An estimated 30 percent of students enrolled in postsecondary institutions are low-income, first-generation college students; 20 percent of these students are African-American, and 23 percent are Hispanics, according to information from the "I’m First" initiative of the national Center for Student Opportunity (http://bit.ly/2aqmky0).

In addition to several First in Family scholars, most students in the Educational Opportunity Program (EOP) at SUNY Brockport are first-generation college students, said Randall Langston, assistant vice president for enrollment management. About 20 percent of Brockport’s more than 6,800 undergraduate students identify as first-generation students, he said.

The university retains 81 percent of these students from freshman to sophomore year, Langston noted. He said this retention rate is made possible through support services offered by the university, particularly from the EOP staff. The EOP provides advisement, tutoring and counseling as well as a pre-freshman summer orientation program for its students.

Providing a network of support — whether social, emotional or academic — is crucial to ensuring high retention and eventual graduation for first-generation college students, said Brockport EOP director Gary Owens.

Nearly 90 percent of first-generation students will not have earned bachelor’s degrees six years after high school, according to the "I’m First" report. They drop out of college for such reasons as their parents’ inexperience with the college process and a lack of community support for their higher-education goals.

"When you see kids not succeed in college, it’s because they’re floating by themselves," Dillenbeck said. "(At St. John Fisher), they make sure day one, that’s not the feeling that you have."

As first-generation students themselves, Owens said he and his staff are role models for how getting a degree offers a boost in the potential earnings of any individual and can improve the lives of family members as well. After he became the first in his family to obtain a college degree, his brother and sister followed, and all of Owens’ four children graduated or are attending college, he said.

When he speaks to local legislators about why they should continue funding for programs like EOP, Owens speaks from his own experience.

"I’ve been a taxpayer for 35 years now," he said. "I could have been dependent on taxpayers, in jail or on welfare. I paid back 100-fold what you paid for me to go to college. To ask if the program is worth it? I’m an example of the value."

Giving back also is built into St. John Fisher’s program, which requires first-generation students to volunteer in Rochester city schools, Vaughan explained.

"We have them employed in all sectors," she said in an e-mail. "And we find that many of them are continuing to ‘give back’ to their home communities by serving on boards, speaking to Fisher undergrads, interviewing for the next class of scholars and many other ways at their work."

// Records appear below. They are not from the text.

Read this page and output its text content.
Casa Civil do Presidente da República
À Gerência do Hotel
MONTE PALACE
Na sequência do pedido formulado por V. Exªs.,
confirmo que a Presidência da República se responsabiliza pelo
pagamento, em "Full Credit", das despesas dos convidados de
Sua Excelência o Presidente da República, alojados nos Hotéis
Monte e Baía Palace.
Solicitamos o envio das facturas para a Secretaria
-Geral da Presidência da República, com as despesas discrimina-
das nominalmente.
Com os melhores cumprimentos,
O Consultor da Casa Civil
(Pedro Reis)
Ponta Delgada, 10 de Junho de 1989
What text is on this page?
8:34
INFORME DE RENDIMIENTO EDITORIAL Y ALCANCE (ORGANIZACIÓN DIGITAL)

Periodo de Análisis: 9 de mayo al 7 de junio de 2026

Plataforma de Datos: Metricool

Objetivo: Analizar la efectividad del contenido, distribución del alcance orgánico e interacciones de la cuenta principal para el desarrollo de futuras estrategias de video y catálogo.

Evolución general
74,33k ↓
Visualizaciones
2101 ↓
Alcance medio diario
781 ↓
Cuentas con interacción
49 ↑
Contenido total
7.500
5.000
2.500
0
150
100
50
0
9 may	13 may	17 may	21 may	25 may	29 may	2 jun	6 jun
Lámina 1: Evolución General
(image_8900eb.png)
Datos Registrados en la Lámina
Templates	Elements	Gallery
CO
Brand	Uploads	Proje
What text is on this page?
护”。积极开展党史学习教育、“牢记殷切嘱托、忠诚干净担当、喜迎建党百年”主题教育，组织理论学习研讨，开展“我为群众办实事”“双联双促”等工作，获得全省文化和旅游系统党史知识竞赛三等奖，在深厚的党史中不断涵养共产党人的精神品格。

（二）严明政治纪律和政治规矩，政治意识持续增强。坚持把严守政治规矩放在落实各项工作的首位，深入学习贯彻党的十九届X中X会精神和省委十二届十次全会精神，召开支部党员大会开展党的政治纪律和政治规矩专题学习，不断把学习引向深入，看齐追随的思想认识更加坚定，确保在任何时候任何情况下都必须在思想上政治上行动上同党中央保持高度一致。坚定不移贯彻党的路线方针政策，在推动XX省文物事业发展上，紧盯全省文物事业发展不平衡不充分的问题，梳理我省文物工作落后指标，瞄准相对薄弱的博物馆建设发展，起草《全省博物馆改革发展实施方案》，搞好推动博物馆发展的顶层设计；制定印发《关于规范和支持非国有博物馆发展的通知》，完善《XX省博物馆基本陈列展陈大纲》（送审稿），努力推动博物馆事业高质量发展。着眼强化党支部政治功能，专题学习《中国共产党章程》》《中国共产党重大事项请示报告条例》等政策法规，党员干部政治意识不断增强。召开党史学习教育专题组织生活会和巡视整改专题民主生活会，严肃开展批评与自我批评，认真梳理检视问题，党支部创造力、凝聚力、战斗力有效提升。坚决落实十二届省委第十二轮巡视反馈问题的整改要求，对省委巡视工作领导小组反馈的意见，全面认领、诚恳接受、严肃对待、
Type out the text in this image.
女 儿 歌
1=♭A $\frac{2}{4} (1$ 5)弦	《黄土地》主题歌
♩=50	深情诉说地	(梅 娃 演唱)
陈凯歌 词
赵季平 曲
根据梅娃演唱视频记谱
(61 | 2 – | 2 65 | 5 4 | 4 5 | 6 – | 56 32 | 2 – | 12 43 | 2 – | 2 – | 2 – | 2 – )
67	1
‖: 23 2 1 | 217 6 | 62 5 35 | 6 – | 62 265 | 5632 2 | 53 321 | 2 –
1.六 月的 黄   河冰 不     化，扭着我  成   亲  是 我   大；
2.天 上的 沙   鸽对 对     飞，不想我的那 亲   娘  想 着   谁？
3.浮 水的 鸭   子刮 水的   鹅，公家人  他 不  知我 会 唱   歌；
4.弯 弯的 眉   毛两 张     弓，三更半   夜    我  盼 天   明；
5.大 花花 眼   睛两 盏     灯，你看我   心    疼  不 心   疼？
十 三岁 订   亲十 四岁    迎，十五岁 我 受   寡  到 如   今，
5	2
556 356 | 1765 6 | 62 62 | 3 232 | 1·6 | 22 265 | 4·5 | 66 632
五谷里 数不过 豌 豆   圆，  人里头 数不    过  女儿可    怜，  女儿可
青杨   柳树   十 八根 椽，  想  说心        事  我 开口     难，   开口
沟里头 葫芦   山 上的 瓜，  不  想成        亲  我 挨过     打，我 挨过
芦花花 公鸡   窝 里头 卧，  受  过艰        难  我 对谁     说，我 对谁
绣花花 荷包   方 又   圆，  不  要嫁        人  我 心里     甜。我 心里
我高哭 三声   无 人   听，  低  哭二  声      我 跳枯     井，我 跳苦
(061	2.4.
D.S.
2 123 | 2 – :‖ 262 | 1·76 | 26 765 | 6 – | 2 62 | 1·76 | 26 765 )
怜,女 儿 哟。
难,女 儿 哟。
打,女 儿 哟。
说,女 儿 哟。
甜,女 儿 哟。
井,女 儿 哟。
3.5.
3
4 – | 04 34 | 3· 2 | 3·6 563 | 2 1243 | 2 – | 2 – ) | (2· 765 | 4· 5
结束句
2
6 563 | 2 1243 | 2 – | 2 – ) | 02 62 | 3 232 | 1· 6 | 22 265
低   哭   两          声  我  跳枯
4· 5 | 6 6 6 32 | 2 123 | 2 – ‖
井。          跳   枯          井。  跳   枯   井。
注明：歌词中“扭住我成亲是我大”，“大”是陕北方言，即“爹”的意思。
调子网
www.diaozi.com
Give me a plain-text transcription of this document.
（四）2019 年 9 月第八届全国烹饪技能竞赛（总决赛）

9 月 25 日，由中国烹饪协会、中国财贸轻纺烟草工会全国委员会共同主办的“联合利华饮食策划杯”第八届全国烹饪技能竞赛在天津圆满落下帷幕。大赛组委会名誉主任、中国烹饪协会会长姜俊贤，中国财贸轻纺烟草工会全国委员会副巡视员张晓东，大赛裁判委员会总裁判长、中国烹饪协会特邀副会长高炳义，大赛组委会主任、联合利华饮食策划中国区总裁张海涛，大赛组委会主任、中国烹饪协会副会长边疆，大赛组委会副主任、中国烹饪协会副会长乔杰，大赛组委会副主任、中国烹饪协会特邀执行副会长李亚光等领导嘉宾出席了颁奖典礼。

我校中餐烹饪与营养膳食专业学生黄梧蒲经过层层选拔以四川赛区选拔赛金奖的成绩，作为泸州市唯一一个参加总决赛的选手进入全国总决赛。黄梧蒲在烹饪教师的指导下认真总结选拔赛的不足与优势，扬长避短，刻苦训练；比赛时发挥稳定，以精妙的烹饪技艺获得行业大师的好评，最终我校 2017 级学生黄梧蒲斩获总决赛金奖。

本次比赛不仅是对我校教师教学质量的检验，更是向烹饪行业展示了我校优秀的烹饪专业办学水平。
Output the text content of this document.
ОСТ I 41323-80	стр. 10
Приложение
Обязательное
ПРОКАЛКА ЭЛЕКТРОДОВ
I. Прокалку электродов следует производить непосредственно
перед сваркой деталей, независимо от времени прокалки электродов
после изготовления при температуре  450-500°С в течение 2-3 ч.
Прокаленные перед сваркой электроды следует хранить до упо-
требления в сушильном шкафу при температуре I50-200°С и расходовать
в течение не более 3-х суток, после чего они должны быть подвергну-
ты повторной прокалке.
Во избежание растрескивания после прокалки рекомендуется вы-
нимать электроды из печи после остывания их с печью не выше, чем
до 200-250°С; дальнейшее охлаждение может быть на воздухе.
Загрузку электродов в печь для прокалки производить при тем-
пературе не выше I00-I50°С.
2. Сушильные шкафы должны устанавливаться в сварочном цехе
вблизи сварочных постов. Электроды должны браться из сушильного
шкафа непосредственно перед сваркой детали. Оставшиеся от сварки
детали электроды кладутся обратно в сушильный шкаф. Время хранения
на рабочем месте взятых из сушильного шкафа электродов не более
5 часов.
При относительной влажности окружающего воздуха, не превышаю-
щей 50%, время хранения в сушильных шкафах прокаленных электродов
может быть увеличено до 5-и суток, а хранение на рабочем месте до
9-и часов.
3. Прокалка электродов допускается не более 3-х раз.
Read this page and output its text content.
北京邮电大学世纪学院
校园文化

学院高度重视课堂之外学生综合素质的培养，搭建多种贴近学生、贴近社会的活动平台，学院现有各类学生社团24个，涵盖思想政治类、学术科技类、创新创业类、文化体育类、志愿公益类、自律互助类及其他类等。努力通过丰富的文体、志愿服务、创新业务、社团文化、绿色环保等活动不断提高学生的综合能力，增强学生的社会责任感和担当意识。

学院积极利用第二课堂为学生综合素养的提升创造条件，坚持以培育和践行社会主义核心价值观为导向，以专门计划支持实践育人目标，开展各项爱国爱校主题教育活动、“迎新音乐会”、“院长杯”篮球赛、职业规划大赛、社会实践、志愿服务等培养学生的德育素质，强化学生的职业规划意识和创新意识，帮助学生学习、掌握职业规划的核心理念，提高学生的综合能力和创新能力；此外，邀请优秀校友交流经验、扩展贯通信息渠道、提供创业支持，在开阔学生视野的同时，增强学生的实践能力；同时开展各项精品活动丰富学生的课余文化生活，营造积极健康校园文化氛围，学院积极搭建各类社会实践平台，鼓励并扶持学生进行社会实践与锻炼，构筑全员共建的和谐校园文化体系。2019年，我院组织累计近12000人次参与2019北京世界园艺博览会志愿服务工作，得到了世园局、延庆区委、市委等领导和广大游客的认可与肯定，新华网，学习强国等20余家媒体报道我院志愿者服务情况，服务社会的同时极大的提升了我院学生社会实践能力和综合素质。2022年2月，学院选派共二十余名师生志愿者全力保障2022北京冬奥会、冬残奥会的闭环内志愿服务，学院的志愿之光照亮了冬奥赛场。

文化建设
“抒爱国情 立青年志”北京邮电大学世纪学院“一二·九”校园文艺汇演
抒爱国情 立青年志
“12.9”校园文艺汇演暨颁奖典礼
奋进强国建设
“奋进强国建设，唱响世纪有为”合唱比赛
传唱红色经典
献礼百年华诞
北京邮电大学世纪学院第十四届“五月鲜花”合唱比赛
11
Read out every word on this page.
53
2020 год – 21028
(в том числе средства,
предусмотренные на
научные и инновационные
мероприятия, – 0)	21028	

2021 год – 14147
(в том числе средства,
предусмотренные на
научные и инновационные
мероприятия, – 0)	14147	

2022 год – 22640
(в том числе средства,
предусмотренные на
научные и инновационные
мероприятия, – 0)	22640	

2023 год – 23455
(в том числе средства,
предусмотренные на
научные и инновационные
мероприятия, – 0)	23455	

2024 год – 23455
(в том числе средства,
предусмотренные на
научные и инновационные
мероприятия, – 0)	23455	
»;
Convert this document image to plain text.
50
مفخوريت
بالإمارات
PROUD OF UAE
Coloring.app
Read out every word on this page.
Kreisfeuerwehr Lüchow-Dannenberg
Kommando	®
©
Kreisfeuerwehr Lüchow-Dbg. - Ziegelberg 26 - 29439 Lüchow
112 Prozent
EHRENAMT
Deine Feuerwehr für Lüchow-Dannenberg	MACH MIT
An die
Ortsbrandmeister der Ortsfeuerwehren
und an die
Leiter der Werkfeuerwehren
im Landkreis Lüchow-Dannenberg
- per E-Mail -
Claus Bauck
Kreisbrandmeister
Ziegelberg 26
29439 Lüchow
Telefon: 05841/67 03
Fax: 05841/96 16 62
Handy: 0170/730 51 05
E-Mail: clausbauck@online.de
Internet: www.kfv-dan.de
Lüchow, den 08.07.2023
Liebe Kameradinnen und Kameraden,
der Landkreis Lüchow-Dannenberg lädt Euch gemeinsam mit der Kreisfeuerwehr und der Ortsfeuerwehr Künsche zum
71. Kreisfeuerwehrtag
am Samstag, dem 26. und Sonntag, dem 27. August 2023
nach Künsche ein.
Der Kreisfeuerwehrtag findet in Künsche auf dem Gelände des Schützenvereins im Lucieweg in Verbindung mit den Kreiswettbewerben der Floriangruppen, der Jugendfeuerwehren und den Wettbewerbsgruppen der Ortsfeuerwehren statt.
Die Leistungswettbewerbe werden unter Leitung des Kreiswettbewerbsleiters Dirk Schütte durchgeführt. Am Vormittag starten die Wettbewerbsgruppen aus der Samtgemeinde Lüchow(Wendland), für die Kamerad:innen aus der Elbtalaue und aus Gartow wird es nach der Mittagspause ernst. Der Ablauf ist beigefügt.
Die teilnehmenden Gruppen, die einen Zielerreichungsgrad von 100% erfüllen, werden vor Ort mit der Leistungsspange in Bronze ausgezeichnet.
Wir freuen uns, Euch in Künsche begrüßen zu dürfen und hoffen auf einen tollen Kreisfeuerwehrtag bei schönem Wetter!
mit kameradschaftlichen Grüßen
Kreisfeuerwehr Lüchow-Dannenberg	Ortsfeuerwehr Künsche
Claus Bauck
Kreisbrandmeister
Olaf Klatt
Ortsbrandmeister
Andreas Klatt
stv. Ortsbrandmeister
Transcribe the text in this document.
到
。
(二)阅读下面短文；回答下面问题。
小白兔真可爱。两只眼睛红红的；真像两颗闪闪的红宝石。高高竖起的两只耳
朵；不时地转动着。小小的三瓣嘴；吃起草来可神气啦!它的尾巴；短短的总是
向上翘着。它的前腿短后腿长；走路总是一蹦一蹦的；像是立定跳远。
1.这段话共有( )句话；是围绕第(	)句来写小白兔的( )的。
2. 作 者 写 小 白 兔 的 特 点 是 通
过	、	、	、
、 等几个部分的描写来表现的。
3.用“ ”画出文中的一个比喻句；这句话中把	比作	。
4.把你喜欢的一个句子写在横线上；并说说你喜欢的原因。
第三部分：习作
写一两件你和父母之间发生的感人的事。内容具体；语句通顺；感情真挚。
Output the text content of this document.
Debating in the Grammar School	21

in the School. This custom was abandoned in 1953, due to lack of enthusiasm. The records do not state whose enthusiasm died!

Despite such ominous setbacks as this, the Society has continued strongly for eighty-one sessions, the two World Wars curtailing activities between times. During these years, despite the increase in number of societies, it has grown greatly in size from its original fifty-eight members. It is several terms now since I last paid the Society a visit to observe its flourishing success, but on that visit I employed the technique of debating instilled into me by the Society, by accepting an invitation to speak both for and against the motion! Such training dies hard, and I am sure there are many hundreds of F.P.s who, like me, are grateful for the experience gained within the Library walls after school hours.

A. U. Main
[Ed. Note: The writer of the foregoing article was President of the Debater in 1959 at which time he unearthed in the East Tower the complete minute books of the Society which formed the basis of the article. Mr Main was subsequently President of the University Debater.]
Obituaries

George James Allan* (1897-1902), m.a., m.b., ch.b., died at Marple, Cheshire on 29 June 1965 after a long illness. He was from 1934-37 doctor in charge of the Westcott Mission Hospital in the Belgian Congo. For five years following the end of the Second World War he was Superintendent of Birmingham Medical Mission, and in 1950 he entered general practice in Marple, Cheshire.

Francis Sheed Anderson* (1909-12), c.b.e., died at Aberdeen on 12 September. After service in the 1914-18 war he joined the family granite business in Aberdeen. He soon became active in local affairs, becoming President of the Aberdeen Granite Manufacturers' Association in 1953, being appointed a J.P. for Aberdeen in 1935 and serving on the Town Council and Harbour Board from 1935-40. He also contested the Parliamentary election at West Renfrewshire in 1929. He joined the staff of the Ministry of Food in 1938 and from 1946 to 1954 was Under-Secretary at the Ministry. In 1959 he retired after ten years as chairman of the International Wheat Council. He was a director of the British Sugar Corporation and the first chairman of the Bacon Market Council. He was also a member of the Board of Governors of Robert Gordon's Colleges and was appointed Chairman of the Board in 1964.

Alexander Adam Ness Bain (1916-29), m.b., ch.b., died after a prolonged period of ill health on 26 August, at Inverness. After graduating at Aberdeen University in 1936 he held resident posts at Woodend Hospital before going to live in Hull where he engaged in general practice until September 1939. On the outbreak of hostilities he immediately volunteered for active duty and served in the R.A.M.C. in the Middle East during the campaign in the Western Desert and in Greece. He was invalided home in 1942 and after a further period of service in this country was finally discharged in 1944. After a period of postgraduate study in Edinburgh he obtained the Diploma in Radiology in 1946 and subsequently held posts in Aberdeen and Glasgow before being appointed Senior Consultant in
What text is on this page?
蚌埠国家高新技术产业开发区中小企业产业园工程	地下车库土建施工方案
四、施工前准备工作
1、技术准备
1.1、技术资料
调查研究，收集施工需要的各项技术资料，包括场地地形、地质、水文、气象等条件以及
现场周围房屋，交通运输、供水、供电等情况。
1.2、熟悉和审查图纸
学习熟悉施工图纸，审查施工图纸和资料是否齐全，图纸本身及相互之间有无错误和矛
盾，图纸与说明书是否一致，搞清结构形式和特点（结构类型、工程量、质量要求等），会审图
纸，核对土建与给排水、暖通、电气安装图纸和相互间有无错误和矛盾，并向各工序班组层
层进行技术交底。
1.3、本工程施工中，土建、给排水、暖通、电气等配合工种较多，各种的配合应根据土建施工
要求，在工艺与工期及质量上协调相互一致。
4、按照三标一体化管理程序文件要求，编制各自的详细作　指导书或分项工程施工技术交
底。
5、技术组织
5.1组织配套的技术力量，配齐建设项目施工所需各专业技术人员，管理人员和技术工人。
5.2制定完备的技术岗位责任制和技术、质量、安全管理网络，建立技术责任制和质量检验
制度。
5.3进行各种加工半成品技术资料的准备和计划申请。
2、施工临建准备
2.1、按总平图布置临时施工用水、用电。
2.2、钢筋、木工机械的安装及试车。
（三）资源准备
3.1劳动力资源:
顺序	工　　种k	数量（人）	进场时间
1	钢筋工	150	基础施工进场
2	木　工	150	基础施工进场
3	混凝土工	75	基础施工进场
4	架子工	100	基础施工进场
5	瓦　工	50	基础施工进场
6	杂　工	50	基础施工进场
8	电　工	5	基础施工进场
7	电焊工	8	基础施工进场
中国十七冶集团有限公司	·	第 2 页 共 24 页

Dillenbeck said she knows she wouldn’t have established a career as a communications professional — first at Buffalo State College and now at a national honor society in Rochester — without her undergraduate experience at St. John Fisher, which also set her up for graduate school. She received her master’s degree in higher education administration from SUNY at Buffalo in 2008.

"It just opens your world up so much more," she said of a college degree. "And I have focused my career on leveling the playing field so (all students) can succeed. That’s what was done for me."